Shutter Island par Adrast
On prend les mêmes et on recommence. Mais à l'envers, comme Dagobert. Cette fois, c'est à un Shutter Island esthète qu'on fait face. Le strict intermédiaire entre le roman et le cinéma : le média de la BD, lui-même paru entre le livre et le film. A rebours, j'ai donc consacré un de mes instants de plaisir à l'exploration de cette île sépulcrale où Andrew Laeddis a maquillé son malheur, en constatant sans surprises des variantes bien notables. Différences criantes qui laissent croire, sans avoir « consulté » le livre, que le film constitue bel et bien une libre adaptation, conservant l'esprit de départ, tout en y ajoutant une grandiloquence toute hollywoodienne. En effet, exit l'évocation iconique de la seconde guerre mondiale, qui s'eclipse au profit de la parole et non de la chimère cauchemardesque. Décalée l'énigme, qui reprend pour ce que j'en sais le cryptogramme du livre, et non pas l'équation simpliste du film. Par raccourcis, la liberté du film rime parfois avec facilités qui s'exerce dans l'association de scènes disparates que prend la bande-dessinée prend soin de nous (r)enseigner dans l'ordre initial, ainsi épurée de toute interpénétration scénique du film. C'est parce que l'écart informationnel entre la version cinématographique et celle du neuvième Art peut laisser pantois, que l'on ne peut que se demander pourquoi Scorcese a délibérément choisi de nous laisser à certains égards dans l'expectative. Ménager le mystère pour respecter le plus longtemps possible le dénie de « son » protagoniste semblait sans aucun doute être une de ses priorités quitte à débarquer quelques éléments de l'intrigue d'origine et par la même occasion quelques spectateurs en route.
Le rôle de l'étudiant George Noyce, pour preuve, pouvait paraître flou, succinct voire anecdotique dans le film, alors que la BD lui réserve une assise de choix que l'on imagine bien plus conforme à celle du roman - même si l'on se doute que cette oeuvre n'en restitue pas toutes les subtilités. Chouaillé, le lecteur est pris par la main, rien ne lui échappe et chaque détail, même le plus infime, est finement amené pour ménager pour occuper et relâcher son attention quand les remous de l'intrigue le permettent.

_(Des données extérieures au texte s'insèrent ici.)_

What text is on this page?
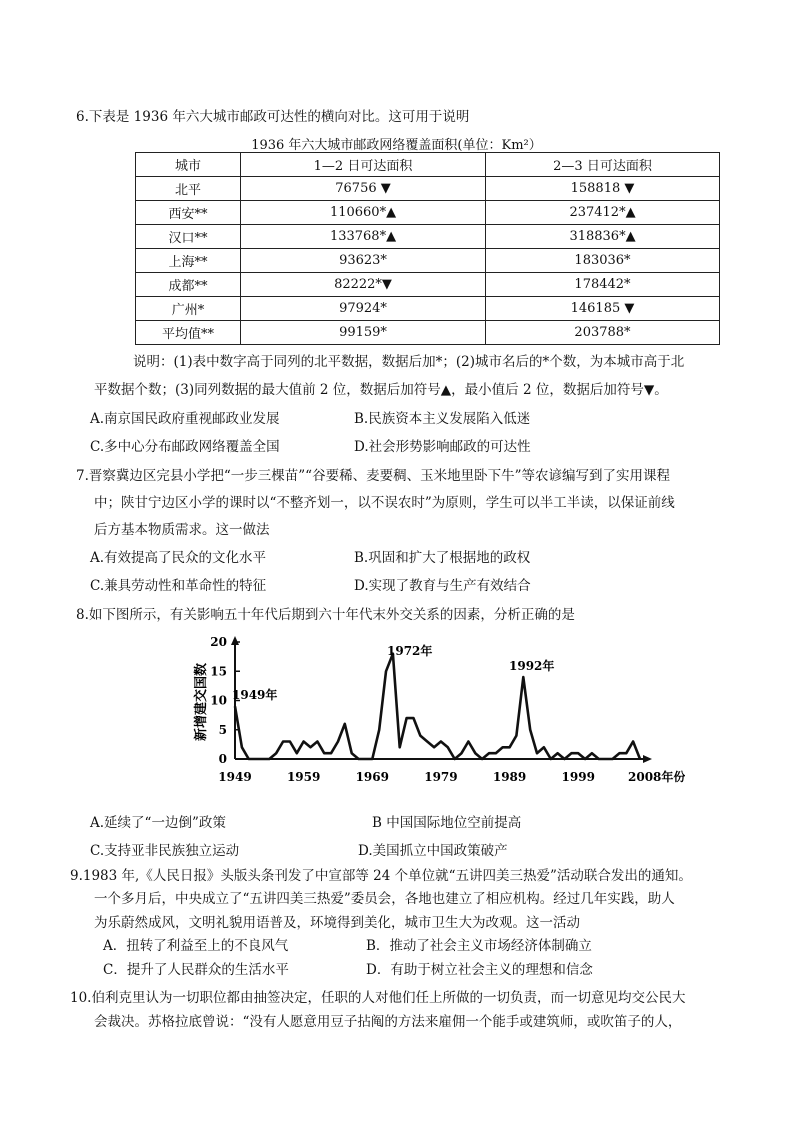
6.下表是 1936 年六大城市邮政可达性的横向对比。这可用于说明
1936 年六大城市邮政网络覆盖面积(单位：Km²）
城市	1—2 日可达面积	2—3 日可达面积
北平	76756 ▼	158818 ▼
西安**	110660*▲	237412*▲
汉口**	133768*▲	318836*▲
上海**	93623*	183036*
成都**	82222*▼	178442*
广州*	97924*	146185 ▼
平均值**	99159*	203788*
说明：(1)表中数字高于同列的北平数据，数据后加*；(2)城市名后的*个数，为本城市高于北
平数据个数；(3)同列数据的最大值前 2 位，数据后加符号▲，最小值后 2 位，数据后加符号▼。
A.南京国民政府重视邮政业发展	B.民族资本主义发展陷入低迷
C.多中心分布邮政网络覆盖全国	D.社会形势影响邮政的可达性
7.晋察冀边区完县小学把“一步三棵苗”“谷要稀、麦要稠、玉米地里卧下牛”等农谚编写到了实用课程
中；陕甘宁边区小学的课时以“不整齐划一，以不误农时”为原则，学生可以半工半读，以保证前线
后方基本物质需求。这一做法
A.有效提高了民众的文化水平	B.巩固和扩大了根据地的政权
C.兼具劳动性和革命性的特征	D.实现了教育与生产有效结合
8.如下图所示，有关影响五十年代后期到六十年代末外交关系的因素，分析正确的是
0
5
10
15
20
1949	1959	1969	1979	1989	1999	2008年份
新增建交国数 1949年
1972年
1992年
A.延续了“一边倒”政策	B 中国国际地位空前提高
C.支持亚非民族独立运动	D.美国抓立中国政策破产
9.1983 年,《人民日报》头版头条刊发了中宣部等 24 个单位就“五讲四美三热爱”活动联合发出的通知。
一个多月后，中央成立了“五讲四美三热爱”委员会，各地也建立了相应机构。经过几年实践，助人
为乐蔚然成风，文明礼貌用语普及，环境得到美化，城市卫生大为改观。这一活动
A．扭转了利益至上的不良风气	B．推动了社会主义市场经济体制确立
C．提升了人民群众的生活水平	D．有助于树立社会主义的理想和信念
10.伯利克里认为一切职位都由抽签决定，任职的人对他们任上所做的一切负责，而一切意见均交公民大
会裁决。苏格拉底曾说：“没有人愿意用豆子拈阄的方法来雇佣一个能手或建筑师，或吹笛子的人，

Alors que Scorcese semble avoir eu pour impératif de réaliser un condensé cohérent de l'oeuvre de Dennis Lehane, quitte à en édulcorer l'univers et réaliser quelques impasses, il a toutefois offert au spectateur une libre interprétation pourvue d'agréments que la BD omet en toute logique. Pour preuve la scène de la grotte, signant la confrontation de Teddy avec ce qu'il croit être la véritable Rachel, qui entérine sa suspicion à l'égard du personnel mais aussi et surtout de son acolyte. Dans la BD, ce n'est pas Rachel mais Noyce qui amène ce doute, couplé au discours « révisionniste » du docteur Cawley quant à la véritable existence de son partenariat avec Chuck Aule, qui n'est pour votre gouverne qu'un calembour avec le verbe anglais « to Chuckle », qui signifie « glousser », « rire ».
Pour faire court et aller à l'essentiel du média que j'ai en mains (propres), le film a amené à la BD ce qu'elle a sans conteste apporté au roman : une mise en images toute subjective que Scorcese aura pris à coeur de sublimer par le sensationnel, lorsque Christian De Metter aura sorti la carte de la modération ; marquée du sceau de la réclusion, jouée d'un intimisme profondément sombre doublé d'une épaisseur onirique désincarnée qui resplendit en chaque songe de notre Marshall ; et plus encore chaque case dont la qualité artistique est indéniable.